Ils connurent un succès fulgurant sur une période étonnement courte. Issus d’un milieu très modeste et orphelins de père, ils entreront dans le grand monde par la petite porte offerte par un beau-père bijoutier. Leur première boutique ouvre en 1892 au 51 rue de Châteaudun, loin du tout Paris, qu’ils quitteront pour l’avenue de l’Opéra avant la consécration et ouvrir 15 rue de la Paix dès 1901, proche de Cartier. Puisque l’une de leur force est le nombre de la fratrie, ils inaugureront dans le même temps plusieurs points de vente dont Madrid puis rapidement Londres.

La première guerre mondiale, malgré la difficulté, n’aura pas encore définitivement raison du développement de la maison et les lendemains marqueront l’apothéose de Lacloche Frères avec les années folles. Au panthéon de l’art joailler, ils participent aux côtés des plus grands à l’Exposition de 1925. Ces quelques années seront exceptionnelles pour la maison avec des commandes émanant du monde entier. Cependant la crise financière de 1929, très aidée par l’empressement familial dans les casinos, marquera LA première cassure dans l’ascension de la maison et à la mort de Fernand en 1931, seul subsiste Jules, contraint à la fermeture.

L’usage à l’époque consistait à se rapprocher des meilleurs ateliers que comptait Paris plus que de se reposer sur un atelier de création interne. La fratrie aura collaboré avec les plus réputés d’entre eux, Bournadet, Chenu, Hatot, Lenfant, Verger… L’excellence de ces ateliers dans la réalisation saura sublimer le goût Lacloche cher à la prestigieuse clientèle.

 

 

Lacloche Frères renait en Lacloche

En 1936, le fils de Jacques, décédé dans l’accident de train, reprend la maison. Il connaitra lui encore un vif succès même si aujourd’hui les historiens du
bijou jugent sa production moins remarquable que lors de la première période. Dans les années 60, Jacques se réoriente vers le design et l’art contemporain pour prendre définitivement sa retraite de joaillier en 1967.

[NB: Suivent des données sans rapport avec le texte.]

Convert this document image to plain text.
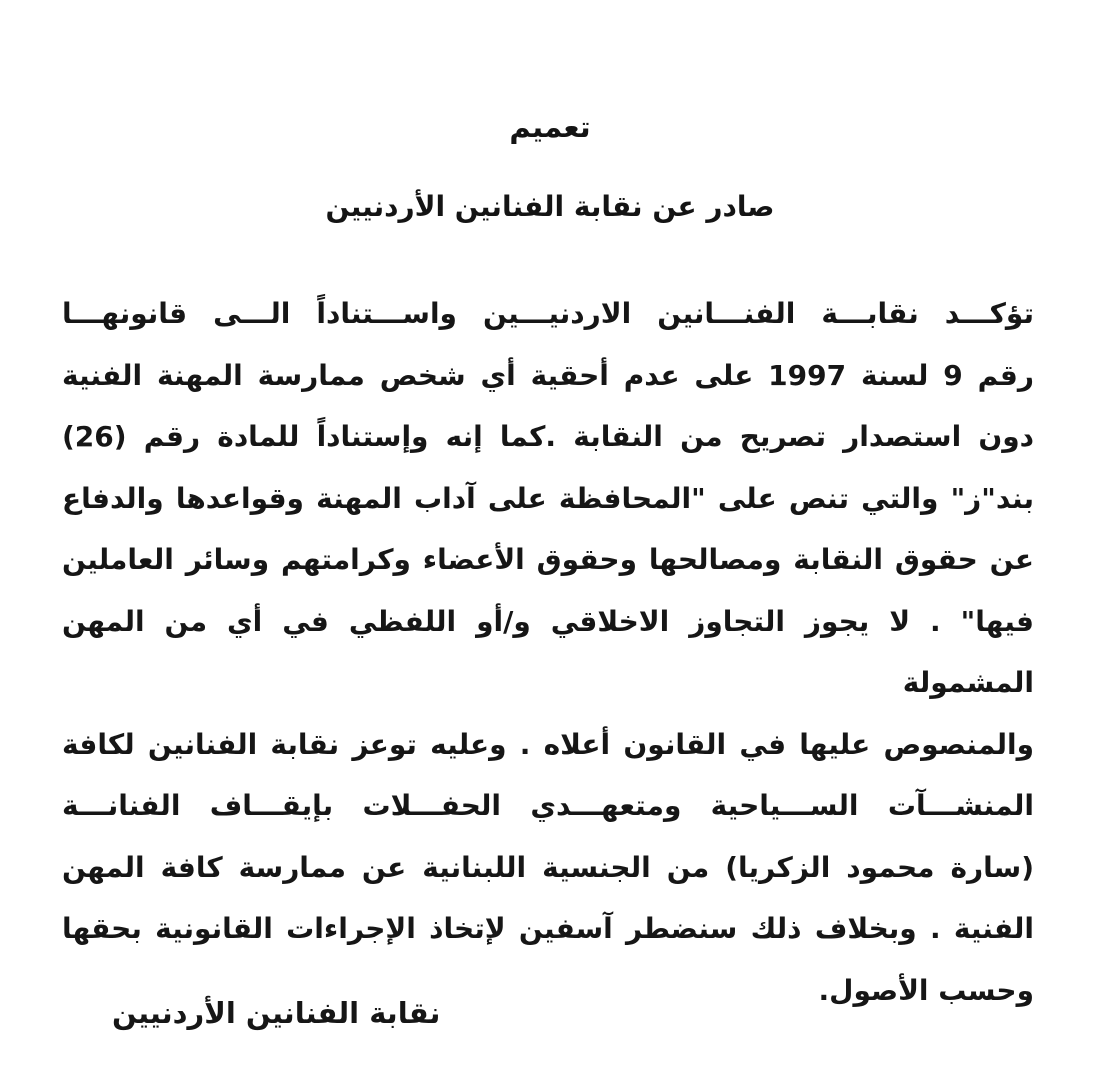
تعميم
صادر عن نقابة الفنانين الأردنيين
تؤكـــد نقابـــة الفنـــانين الاردنيـــين واســـتناداً الـــى قانونهـــا
رقم 9 لسنة 1997 على عدم أحقية أي شخص ممارسة المهنة الفنية
دون استصدار تصريح من النقابة .كما إنه وإستناداً للمادة رقم (26)
بند"ز" والتي تنص على "المحافظة على آداب المهنة وقواعدها والدفاع
عن حقوق النقابة ومصالحها وحقوق الأعضاء وكرامتهم وسائر العاملين
فيها" . لا يجوز التجاوز الاخلاقي و/أو اللفظي في أي من المهن المشمولة
والمنصوص عليها في القانون أعلاه . وعليه توعز نقابة الفنانين لكافة
المنشـــآت الســـياحية ومتعهـــدي الحفـــلات بإيقـــاف الفنانـــة
(سارة محمود الزكريا) من الجنسية اللبنانية عن ممارسة كافة المهن
الفنية . وبخلاف ذلك سنضطر آسفين لإتخاذ الإجراءات القانونية بحقها
وحسب الأصول.
نقابة الفنانين الأردنيين
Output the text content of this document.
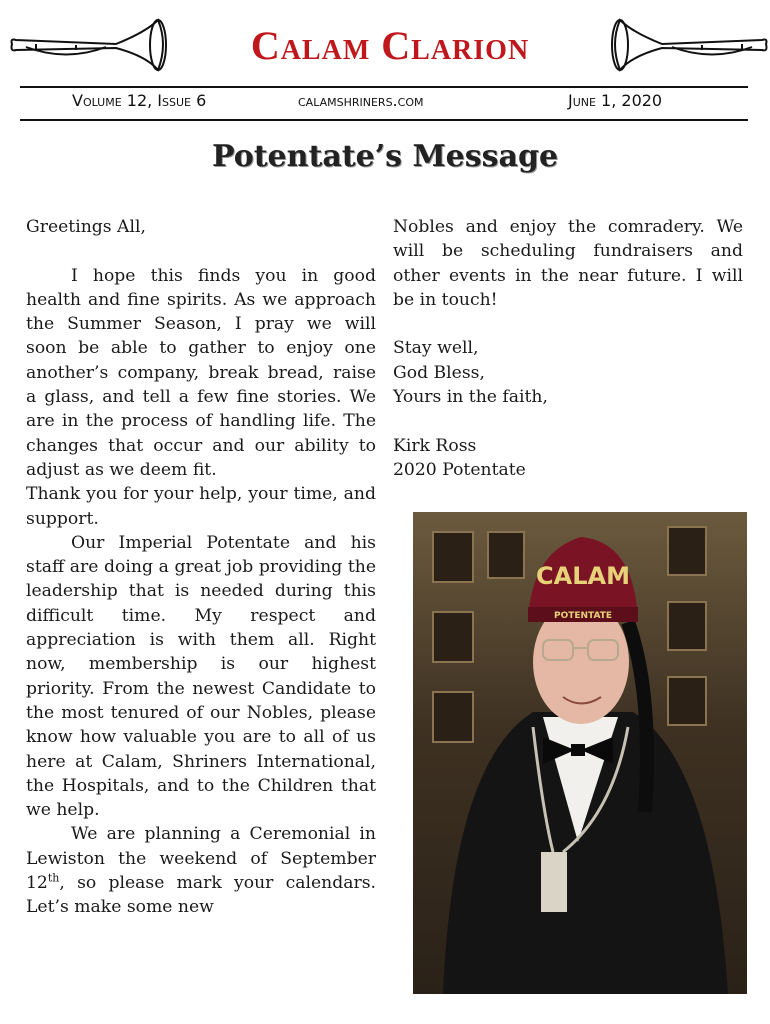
Calam Clarion
Volume 12, Issue 6	calamshriners.com	June 1, 2020
Potentate’s Message

Greetings All,

I hope this finds you in good health and fine spirits. As we approach the Summer Season, I pray we will soon be able to gather to enjoy one another’s company, break bread, raise a glass, and tell a few fine stories. We are in the process of handling life. The changes that occur and our ability to adjust as we deem fit.

Thank you for your help, your time, and support.

Our Imperial Potentate and his staff are doing a great job providing the leadership that is needed during this difficult time. My respect and appreciation is with them all. Right now, membership is our highest priority. From the newest Candidate to the most tenured of our Nobles, please know how valuable you are to all of us here at Calam, Shriners International, the Hospitals, and to the Children that we help.

We are planning a Ceremonial in Lewiston the weekend of September 12th, so please mark your calendars. Let’s make some new

Nobles and enjoy the comradery. We will be scheduling fundraisers and other events in the near future. I will be in touch!

Stay well,

God Bless,

Yours in the faith,

Kirk Ross

2020 Potentate

CALAM
POTENTATE
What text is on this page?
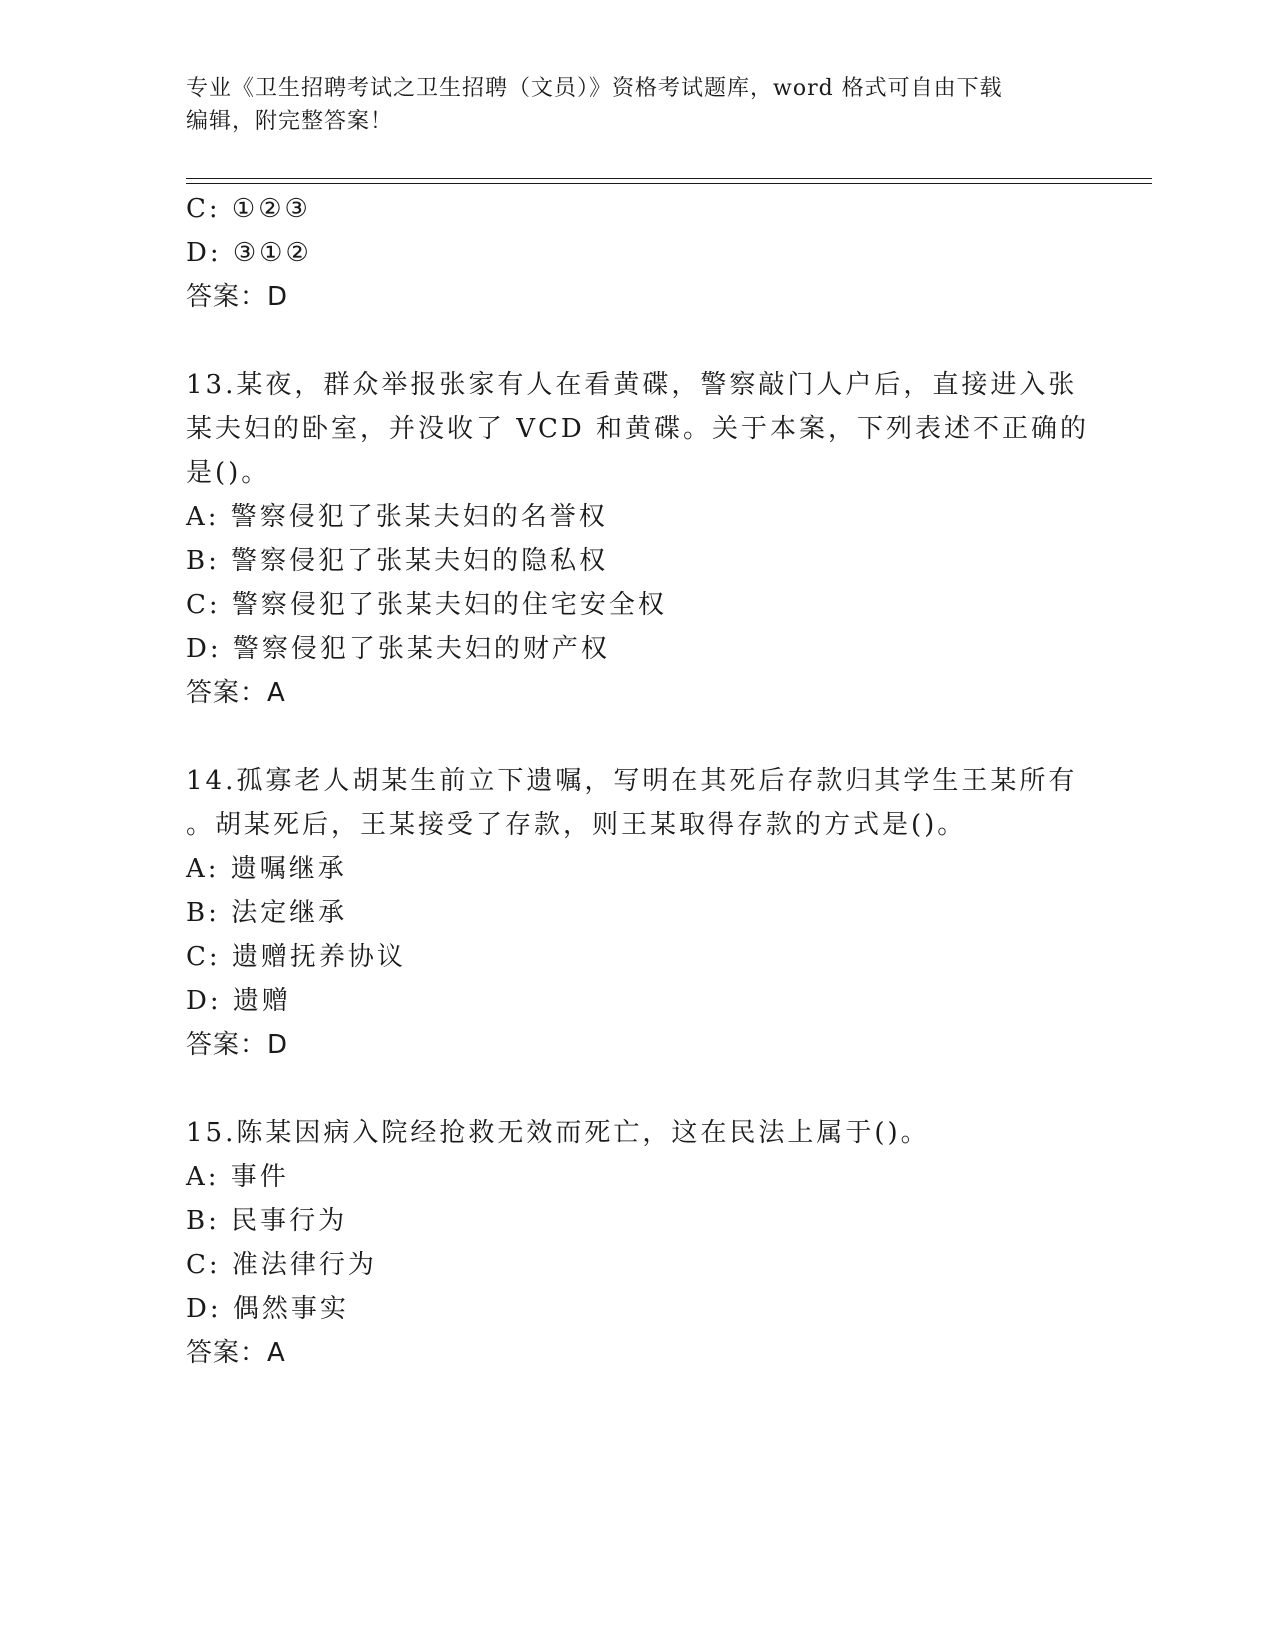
专业《卫生招聘考试之卫生招聘（文员）》资格考试题库，word 格式可自由下载
编辑，附完整答案！
C: ①②③
D: ③①②
答案：D
13.某夜，群众举报张家有人在看黄碟，警察敲门人户后，直接进入张
某夫妇的卧室，并没收了 VCD 和黄碟。关于本案，下列表述不正确的
是()。
A: 警察侵犯了张某夫妇的名誉权
B: 警察侵犯了张某夫妇的隐私权
C: 警察侵犯了张某夫妇的住宅安全权
D: 警察侵犯了张某夫妇的财产权
答案：A
14.孤寡老人胡某生前立下遗嘱，写明在其死后存款归其学生王某所有
。胡某死后，王某接受了存款，则王某取得存款的方式是()。
A: 遗嘱继承
B: 法定继承
C: 遗赠抚养协议
D: 遗赠
答案：D
15.陈某因病入院经抢救无效而死亡，这在民法上属于()。
A: 事件
B: 民事行为
C: 准法律行为
D: 偶然事实
答案：A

De cette brillante réussite parmi les plus importants joaillers du début du siècle ne reste aujourd’hui pas d’autres témoignages que les réalisations elles-mêmes
parvenues jusqu’à nous. Les archives ont disparu et les précieux catalogues nous renseignant sont rares.

La première période (1900-1930) de la production signée « Lacloche Frères » est particulièrement recherchée et appréciée des amateurs, qu’il s’agisse des bijoux mais aussi des objets comme les nécessaires de beauté, boîtes précieuses, étuis à cartes de visite ou encore à rouge à lèvres, montres et pendules (…), production variée puisque rappelons que les plus grands joailliers se reposaient sur de nombreux ateliers externes aux savoir-faire multiples.